In Elise Epp’s “Clothes to match your values,” she pointed out the ecological harm posed by the overuse of highly processed leather products. I immediately felt warm . . . and righteous.
That bears explanation. I have a small business venture called Blind Guy Welding. I create whimsical metal sculptures for fun and occasionally for profit.
My leather welding gloves are quite old. I was not so aware of the ecological harm in replacing them frequently. But I keep them, you see, even though the left glove has a hole in the thumb, a hole about the diameter of a large Sharpie pen. When I pick up hot iron, I invariably burn my thumb. This typically happens a number of times in a day. While you might understandably think this fellow is not bright, hear my reasoning.
The right glove is still in good repair. If I were to throw the pair away and reach for new gloves—of which there are several pairs on a shelf, bought on sale somewhere—that perfectly functional right glove would be rubbish—ecological waste and harm to the earth.
Welding is typically carried out wearing shorts, Dawgs boots, and a T-shirt festooned with many burn holes. Yes, there are leather products that could protect me from head to toe, and I own most of them, but where is the adventure in that? It’s much more delightful to sit in church during sermon time while a grandchild counts the scars on my arm.
This is not a new attitude, developed in response to recent ecological concerns. When I was a child, and the task du jour involved rolling up rusty barbed wire, we were given leather winter mitts to protect our hands, but we were told to wear them backwards, so as not to damage the critical front surface. The actual concept of work gloves was totally foreign to me. It wasn’t until adulthood that I realized work gloves were a thing.
This was not the only childhood training in careful and efficient living that has impacted me for the last 60-plus years. I recently viewed a Law & Order: SVU television program, where the villain was ordered out of the house he had been holed up in, and was called to “throw down his gun.” I winced.
That did not jibe with how I was taught to treat guns.
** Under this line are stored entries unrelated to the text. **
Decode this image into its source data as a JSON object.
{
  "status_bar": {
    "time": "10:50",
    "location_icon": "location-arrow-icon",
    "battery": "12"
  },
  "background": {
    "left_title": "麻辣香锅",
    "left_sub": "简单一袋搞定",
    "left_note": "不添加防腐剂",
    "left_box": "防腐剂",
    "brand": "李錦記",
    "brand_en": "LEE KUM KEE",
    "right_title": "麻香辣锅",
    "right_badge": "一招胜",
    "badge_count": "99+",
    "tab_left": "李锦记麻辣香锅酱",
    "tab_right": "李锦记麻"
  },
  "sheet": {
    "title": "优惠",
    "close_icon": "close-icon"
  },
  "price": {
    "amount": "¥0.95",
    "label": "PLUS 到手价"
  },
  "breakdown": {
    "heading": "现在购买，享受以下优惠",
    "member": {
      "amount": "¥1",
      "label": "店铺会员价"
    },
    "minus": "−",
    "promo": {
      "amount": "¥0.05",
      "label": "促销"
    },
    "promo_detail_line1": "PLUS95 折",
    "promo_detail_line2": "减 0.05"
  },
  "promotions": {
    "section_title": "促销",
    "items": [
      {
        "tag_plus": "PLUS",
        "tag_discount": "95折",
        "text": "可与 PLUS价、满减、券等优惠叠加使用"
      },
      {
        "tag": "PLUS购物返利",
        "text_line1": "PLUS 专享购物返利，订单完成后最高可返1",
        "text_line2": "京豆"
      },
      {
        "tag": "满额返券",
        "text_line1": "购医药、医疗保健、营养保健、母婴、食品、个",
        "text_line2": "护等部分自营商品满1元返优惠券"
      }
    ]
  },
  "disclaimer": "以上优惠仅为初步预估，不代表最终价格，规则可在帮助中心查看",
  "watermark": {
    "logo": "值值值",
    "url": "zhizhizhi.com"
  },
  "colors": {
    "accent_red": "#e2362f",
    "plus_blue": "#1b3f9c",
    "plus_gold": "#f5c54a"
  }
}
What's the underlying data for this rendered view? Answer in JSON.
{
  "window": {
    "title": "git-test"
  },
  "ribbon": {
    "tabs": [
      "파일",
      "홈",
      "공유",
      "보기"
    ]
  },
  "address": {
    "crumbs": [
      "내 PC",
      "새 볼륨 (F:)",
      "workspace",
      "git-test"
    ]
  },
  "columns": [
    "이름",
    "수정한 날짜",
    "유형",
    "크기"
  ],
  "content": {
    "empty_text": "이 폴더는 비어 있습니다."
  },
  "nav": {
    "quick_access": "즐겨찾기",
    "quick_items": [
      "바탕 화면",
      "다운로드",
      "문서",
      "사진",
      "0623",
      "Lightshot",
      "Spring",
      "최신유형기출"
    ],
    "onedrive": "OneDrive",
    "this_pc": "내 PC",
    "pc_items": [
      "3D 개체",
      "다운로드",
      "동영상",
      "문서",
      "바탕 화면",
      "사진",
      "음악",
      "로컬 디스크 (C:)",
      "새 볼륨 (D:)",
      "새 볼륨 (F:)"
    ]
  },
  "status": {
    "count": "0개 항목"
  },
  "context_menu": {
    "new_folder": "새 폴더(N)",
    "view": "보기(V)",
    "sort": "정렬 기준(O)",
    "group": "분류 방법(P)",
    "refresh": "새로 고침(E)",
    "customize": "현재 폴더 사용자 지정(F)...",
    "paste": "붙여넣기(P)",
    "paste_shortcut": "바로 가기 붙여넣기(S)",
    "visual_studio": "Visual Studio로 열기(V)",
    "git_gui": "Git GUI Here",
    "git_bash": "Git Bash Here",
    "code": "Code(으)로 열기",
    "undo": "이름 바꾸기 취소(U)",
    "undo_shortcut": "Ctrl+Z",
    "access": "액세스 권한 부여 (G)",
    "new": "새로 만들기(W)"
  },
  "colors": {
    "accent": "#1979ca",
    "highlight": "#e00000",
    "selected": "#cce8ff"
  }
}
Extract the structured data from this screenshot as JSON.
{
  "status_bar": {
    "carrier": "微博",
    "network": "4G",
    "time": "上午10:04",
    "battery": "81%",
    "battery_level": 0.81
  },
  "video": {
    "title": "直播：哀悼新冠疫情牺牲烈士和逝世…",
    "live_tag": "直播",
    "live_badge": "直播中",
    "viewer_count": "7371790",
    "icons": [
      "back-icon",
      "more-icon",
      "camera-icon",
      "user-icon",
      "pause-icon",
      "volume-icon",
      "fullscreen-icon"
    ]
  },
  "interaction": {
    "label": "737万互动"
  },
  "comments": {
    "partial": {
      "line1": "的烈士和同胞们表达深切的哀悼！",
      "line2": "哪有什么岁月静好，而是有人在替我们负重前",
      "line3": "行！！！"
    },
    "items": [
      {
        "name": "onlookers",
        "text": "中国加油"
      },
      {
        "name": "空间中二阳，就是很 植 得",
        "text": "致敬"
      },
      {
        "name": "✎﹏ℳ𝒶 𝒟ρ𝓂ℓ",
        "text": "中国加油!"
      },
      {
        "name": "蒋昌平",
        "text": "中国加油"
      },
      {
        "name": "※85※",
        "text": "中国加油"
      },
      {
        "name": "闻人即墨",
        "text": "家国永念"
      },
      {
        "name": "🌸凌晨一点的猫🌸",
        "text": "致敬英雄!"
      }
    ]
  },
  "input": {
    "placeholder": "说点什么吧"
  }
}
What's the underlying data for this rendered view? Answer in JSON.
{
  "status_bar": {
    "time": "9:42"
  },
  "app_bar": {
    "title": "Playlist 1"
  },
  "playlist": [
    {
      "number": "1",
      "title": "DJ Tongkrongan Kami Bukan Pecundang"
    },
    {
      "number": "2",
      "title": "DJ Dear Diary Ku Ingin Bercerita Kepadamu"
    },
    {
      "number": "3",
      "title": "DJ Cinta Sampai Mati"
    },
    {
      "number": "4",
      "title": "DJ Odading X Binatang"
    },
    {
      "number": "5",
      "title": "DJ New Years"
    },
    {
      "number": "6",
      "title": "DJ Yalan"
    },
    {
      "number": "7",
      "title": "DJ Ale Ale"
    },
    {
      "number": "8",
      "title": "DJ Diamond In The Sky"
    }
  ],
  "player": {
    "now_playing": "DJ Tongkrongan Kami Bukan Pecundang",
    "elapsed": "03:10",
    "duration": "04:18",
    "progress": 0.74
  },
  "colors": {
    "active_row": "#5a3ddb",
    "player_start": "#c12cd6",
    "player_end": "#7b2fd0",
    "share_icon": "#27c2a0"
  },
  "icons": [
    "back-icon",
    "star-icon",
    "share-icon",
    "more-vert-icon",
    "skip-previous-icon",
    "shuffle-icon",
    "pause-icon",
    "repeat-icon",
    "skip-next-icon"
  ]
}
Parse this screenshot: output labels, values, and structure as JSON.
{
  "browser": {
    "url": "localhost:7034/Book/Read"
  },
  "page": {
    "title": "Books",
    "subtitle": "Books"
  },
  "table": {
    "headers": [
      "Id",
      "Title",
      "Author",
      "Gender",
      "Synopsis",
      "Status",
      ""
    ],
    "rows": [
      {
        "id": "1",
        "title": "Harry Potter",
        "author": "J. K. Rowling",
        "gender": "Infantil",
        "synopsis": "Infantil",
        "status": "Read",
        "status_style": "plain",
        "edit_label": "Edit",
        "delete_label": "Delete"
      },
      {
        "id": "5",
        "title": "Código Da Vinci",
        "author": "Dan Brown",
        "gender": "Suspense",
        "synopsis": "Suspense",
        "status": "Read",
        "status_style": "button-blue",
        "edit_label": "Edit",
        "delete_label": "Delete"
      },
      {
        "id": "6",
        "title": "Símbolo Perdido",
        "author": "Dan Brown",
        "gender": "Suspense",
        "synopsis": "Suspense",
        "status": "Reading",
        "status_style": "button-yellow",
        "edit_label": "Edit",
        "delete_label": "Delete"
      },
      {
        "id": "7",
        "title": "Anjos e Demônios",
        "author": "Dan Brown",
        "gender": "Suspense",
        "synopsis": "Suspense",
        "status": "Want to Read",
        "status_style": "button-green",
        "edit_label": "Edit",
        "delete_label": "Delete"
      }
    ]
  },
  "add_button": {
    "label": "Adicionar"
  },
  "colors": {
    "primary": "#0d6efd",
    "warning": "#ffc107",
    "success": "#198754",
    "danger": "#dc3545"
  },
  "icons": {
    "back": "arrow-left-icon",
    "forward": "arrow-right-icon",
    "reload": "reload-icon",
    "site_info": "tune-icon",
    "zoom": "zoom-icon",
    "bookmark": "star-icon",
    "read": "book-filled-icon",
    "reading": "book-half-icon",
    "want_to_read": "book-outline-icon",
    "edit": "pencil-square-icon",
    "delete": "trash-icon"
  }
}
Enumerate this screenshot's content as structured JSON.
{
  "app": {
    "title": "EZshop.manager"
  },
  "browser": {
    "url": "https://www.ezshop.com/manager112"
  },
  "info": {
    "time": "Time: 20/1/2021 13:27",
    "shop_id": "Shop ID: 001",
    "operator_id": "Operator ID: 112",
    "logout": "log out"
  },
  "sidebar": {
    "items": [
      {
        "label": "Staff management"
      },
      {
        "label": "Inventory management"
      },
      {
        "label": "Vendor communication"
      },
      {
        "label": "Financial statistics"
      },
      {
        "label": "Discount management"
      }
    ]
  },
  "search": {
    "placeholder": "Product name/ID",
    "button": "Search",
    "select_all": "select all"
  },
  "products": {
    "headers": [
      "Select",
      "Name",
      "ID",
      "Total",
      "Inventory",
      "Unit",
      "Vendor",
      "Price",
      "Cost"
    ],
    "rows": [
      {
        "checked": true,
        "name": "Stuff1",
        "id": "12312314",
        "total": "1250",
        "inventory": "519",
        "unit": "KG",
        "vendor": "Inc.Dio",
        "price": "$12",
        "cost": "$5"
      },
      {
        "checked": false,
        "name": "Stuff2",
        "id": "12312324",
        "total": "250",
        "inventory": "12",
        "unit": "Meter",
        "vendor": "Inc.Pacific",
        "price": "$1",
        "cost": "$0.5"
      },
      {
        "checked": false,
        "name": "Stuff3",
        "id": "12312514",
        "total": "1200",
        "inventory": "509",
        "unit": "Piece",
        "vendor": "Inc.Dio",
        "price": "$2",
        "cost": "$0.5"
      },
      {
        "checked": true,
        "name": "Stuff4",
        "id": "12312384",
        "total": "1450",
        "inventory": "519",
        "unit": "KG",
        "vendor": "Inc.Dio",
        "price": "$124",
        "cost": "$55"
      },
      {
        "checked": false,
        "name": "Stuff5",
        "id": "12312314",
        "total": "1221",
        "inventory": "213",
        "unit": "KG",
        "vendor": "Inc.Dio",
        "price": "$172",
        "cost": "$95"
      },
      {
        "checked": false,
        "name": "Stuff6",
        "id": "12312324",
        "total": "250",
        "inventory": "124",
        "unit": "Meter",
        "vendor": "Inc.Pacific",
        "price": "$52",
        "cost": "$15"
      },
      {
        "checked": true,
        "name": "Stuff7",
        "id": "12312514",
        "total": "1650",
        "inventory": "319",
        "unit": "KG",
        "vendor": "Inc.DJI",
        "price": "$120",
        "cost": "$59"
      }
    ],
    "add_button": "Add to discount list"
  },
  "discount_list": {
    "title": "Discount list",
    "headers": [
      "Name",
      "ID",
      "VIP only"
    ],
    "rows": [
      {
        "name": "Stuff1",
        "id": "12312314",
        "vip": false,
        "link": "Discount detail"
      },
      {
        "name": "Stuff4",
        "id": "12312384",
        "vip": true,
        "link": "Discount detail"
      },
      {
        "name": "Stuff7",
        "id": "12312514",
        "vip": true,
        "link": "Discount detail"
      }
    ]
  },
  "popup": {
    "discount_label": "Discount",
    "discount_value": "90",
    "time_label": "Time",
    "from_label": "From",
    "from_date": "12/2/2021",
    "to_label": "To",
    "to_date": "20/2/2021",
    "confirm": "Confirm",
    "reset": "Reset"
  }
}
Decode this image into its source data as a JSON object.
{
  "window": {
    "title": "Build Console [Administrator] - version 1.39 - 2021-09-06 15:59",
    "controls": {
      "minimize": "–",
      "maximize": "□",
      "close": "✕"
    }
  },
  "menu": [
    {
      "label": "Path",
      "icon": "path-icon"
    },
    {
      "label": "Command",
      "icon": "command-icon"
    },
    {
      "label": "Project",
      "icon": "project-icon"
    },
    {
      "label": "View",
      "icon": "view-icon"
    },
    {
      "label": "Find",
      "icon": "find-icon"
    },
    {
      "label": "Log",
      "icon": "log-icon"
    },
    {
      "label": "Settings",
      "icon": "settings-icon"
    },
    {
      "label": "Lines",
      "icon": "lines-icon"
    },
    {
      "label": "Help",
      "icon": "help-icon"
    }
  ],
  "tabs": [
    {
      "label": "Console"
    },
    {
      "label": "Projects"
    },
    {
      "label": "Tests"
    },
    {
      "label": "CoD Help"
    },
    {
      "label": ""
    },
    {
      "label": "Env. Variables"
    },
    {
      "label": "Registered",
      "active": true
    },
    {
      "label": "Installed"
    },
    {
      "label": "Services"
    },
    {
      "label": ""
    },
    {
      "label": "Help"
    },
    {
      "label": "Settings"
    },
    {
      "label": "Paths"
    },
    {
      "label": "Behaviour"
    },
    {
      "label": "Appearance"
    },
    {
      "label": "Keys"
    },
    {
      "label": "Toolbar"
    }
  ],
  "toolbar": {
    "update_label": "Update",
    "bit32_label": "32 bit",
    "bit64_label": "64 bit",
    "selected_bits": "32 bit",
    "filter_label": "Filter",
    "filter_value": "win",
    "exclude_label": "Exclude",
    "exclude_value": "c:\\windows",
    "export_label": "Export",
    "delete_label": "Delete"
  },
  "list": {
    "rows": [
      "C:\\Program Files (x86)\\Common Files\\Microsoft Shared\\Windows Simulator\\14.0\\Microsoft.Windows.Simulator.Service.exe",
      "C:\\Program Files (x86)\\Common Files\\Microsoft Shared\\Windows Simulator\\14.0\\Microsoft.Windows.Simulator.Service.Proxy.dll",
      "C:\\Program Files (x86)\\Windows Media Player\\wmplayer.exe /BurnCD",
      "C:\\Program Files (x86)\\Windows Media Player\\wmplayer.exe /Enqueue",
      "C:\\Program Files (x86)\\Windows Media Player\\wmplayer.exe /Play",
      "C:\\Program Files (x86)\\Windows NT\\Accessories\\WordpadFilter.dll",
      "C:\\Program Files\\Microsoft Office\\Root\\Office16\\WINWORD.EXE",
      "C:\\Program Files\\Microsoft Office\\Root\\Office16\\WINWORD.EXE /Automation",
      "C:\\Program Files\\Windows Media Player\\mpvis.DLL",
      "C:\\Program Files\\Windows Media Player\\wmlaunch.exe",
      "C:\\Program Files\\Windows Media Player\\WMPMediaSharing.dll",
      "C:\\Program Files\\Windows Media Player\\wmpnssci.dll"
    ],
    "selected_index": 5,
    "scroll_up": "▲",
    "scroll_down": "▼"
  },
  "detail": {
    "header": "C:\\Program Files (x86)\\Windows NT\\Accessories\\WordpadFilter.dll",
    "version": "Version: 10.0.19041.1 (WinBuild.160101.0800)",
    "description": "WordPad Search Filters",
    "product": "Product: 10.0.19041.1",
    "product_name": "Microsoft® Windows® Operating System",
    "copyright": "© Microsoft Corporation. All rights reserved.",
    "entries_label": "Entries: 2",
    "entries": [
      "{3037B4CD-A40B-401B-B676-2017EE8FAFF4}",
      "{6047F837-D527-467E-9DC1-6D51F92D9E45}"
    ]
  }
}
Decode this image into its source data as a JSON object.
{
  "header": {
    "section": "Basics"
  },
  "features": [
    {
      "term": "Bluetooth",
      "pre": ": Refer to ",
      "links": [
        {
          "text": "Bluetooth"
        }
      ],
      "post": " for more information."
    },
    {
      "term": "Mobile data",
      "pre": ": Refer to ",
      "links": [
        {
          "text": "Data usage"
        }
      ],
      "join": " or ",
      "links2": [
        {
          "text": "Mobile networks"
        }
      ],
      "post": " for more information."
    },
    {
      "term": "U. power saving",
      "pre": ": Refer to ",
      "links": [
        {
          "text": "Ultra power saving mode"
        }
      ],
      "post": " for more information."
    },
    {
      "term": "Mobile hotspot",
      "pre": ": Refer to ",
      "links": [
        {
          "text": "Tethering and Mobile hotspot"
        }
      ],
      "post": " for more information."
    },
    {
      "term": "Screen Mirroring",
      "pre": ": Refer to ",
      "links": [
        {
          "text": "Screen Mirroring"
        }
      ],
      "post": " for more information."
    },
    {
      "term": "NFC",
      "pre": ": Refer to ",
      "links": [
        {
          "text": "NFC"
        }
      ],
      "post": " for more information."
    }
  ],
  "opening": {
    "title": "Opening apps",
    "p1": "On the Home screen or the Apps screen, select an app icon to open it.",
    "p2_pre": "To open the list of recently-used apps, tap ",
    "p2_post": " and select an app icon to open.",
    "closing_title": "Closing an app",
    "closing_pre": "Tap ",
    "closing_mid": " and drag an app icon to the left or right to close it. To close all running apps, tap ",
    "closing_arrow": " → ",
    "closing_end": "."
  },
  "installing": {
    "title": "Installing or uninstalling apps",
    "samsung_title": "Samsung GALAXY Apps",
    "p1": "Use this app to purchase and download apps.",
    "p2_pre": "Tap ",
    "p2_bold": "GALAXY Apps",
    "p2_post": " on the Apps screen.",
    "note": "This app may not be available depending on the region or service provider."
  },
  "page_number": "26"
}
Could the villain not lean over and set the weapon gently against the house or lay it on a carpeted area? Otherwise, the mechanism might be damaged, varnish scratched or dirt enter the barrel. And the sound of weapons clattering onto cobbled or concrete surfaces always causes unease.
Rifles were common and comfortable in our childhood home, but respect was taught and enforced. The user understood where a gun could be pointed, and where not; when it could be loaded, and when not. Guns were never to be dropped.
My father died 25 years ago, before the church spoke about creation care, climate change, carbon footprints and recycling. But he taught and lived lessons of respect and appreciation for the simpler, humbler things that surrounded him. Farm auction sales were times to scoop up pieces that no one else could make work and turn them into a challenge.
Somehow, that translates for me into a lesson that what is created can become holy learning. Even, perhaps, a burned thumb.